What WWE lacks in moral fiber, it makes up for in spectacle and a huge part of that has always been the costuming. Every truly iconic wrestler has a distinct look: Hulk Hogan and his feather boa, Rick and Charlotte Flair’s robes, Chyna who practically invented the concept of a casual, full leather ensemble.
Then there’s Seth Rollins, who has never had a definitive solo gimmick, but is finally coming into legend status by way of an absolutely unhinged and oddly beautiful collection of suits. The suits are so outlandish and so ugly-it’s-almost-pretty that I can’t help but tune in every week with the hopes that I’ll catch a glimpse of these creations before I inevitably go blind from all the colors and the pyrotechnics.
I think about these suits on a nearly daily basis, pondering the mental fortitude it must take not only to wear something this loud but also the sheer volume of creative genius one must possess to find these suits and style this man.
When I think of King Troi, the stylist behind these works of art, I imagine a person who has figured out a way to tap into a portion of the brain that average human beings are unable to access. I mean, look at these things! They’re hideous and yet somehow work. I am enthralled. I am mesmerized. I am reassessing my personal beliefs about fashion as a whole.

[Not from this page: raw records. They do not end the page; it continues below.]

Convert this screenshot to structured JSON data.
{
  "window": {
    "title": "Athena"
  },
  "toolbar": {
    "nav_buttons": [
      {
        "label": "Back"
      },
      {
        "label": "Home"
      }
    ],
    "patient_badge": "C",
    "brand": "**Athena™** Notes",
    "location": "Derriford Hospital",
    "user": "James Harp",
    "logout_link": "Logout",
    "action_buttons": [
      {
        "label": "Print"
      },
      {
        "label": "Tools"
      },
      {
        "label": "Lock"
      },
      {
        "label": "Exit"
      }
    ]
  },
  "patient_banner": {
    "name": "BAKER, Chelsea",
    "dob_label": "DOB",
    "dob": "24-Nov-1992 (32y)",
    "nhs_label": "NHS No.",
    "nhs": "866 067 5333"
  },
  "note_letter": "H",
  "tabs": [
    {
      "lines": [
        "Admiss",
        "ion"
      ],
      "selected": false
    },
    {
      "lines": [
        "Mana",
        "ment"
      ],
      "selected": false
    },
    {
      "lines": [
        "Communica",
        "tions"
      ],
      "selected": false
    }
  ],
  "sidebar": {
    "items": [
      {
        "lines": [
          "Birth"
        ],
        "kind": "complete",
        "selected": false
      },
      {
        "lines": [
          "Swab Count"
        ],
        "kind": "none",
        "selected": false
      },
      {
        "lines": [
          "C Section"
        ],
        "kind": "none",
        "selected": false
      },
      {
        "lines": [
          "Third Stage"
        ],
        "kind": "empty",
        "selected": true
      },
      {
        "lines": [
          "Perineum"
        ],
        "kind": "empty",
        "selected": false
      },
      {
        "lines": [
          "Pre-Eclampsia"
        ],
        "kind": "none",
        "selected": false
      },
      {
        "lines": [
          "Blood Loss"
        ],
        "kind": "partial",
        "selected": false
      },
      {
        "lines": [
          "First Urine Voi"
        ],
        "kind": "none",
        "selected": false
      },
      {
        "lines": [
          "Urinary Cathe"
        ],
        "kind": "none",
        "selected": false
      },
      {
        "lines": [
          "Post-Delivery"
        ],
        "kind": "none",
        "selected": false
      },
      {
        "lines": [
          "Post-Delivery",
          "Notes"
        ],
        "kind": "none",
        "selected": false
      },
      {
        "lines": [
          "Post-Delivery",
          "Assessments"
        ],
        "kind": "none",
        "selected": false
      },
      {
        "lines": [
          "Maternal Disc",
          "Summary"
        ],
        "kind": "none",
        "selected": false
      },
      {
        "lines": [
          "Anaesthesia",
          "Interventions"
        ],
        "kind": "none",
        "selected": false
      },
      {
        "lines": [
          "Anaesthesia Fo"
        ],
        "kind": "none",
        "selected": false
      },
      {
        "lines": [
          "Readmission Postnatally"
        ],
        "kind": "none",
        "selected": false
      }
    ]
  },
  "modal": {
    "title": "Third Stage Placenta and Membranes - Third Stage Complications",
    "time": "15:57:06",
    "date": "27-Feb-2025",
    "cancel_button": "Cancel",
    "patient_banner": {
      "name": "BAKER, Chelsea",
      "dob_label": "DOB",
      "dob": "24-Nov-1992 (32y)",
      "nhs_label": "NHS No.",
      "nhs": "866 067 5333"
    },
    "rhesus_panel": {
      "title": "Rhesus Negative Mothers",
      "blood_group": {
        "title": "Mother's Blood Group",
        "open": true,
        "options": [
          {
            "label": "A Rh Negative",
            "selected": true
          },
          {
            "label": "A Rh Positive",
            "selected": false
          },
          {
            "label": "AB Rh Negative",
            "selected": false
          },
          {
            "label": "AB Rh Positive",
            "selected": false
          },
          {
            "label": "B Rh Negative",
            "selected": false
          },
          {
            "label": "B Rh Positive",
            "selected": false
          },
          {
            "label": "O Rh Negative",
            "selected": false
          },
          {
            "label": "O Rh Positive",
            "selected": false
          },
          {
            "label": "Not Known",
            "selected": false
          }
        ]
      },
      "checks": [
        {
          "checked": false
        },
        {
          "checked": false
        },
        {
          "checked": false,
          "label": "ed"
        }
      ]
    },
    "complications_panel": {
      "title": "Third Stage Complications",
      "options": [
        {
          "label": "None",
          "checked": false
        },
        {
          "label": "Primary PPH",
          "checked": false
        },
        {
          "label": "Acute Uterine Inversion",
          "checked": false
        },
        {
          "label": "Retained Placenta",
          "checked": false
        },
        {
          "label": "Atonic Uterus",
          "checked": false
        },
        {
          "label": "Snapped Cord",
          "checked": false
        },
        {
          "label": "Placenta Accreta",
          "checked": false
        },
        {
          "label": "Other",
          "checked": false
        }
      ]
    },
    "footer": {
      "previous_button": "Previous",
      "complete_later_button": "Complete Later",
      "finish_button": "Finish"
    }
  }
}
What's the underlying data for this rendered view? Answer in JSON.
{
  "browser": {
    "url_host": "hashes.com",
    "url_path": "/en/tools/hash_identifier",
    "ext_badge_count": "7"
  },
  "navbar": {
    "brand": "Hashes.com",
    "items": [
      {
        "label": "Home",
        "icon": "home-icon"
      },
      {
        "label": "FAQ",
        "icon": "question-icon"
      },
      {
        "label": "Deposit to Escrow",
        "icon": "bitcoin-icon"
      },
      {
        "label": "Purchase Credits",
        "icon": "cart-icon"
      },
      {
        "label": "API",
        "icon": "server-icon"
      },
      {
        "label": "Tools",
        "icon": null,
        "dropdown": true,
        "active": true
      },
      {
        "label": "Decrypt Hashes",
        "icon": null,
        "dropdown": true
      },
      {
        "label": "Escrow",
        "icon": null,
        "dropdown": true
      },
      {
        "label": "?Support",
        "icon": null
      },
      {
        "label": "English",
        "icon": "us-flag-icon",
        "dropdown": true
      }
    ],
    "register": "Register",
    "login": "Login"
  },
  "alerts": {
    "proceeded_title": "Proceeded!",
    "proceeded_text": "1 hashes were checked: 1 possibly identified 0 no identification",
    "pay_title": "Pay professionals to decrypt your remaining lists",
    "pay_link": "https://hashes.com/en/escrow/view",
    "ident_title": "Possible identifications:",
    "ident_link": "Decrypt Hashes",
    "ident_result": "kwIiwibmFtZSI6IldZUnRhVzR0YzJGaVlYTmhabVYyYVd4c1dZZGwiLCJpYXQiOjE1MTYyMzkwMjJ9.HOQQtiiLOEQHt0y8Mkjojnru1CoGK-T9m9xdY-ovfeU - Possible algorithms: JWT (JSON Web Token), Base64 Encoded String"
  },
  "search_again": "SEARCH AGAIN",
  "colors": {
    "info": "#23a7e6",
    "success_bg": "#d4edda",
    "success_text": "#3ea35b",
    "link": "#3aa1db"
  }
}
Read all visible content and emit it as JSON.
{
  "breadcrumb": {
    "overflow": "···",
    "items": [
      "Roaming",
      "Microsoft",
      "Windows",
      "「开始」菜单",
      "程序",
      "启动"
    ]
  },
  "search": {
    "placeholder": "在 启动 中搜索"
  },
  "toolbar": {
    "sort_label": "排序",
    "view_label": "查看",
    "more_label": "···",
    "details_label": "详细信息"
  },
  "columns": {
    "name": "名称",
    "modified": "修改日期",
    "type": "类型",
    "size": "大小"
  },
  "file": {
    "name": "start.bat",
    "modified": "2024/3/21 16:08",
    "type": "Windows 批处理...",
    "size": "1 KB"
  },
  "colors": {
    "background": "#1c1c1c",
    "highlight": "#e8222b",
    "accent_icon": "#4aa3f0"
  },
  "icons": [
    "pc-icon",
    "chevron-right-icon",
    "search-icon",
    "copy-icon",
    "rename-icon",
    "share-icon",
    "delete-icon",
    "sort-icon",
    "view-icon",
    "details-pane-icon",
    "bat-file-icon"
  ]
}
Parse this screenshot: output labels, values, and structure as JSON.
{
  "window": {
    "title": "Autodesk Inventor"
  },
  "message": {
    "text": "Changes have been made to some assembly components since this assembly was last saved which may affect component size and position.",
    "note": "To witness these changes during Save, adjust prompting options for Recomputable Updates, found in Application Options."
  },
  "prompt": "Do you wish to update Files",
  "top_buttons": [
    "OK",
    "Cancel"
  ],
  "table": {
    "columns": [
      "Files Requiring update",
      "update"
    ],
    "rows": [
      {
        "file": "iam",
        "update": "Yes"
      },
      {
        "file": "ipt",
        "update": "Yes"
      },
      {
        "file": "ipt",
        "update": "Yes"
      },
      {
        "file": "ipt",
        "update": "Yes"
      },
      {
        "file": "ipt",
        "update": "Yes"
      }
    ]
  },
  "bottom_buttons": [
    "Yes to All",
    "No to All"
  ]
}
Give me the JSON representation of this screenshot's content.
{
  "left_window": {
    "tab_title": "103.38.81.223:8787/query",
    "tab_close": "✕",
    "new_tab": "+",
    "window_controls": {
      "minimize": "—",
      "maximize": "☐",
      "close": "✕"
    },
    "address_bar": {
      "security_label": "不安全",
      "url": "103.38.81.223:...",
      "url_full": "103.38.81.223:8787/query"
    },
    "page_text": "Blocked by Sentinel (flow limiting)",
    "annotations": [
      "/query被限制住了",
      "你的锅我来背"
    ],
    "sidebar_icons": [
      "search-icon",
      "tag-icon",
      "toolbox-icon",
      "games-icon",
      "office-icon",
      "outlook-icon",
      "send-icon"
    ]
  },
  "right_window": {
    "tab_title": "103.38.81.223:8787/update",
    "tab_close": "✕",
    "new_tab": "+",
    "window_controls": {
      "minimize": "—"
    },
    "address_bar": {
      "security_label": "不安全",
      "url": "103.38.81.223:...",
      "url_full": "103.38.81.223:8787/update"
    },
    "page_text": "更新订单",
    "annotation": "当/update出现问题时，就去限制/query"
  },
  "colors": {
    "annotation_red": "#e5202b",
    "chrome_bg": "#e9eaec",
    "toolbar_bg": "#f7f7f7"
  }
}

The statements the suits themselves are making, removed from Rollins and his Drip Gawd shtick, are bold. They’re loud and announce a person’s presence in a room. They are designed specifically to draw the eye whether it be for admiration or derision; the opinion of the beholder doesn’t really matter. The suits simply are. When you remove the wearer from the suit, it still stands on its own as an art piece. It doesn’t need to be brought to life because it possesses life within its threads. There are whole human beings who are less alive than some of these suits, and really that’s their appeal. They’re a visual shock to the system. A tangible representation of the philosophical question: are you living or just surviving?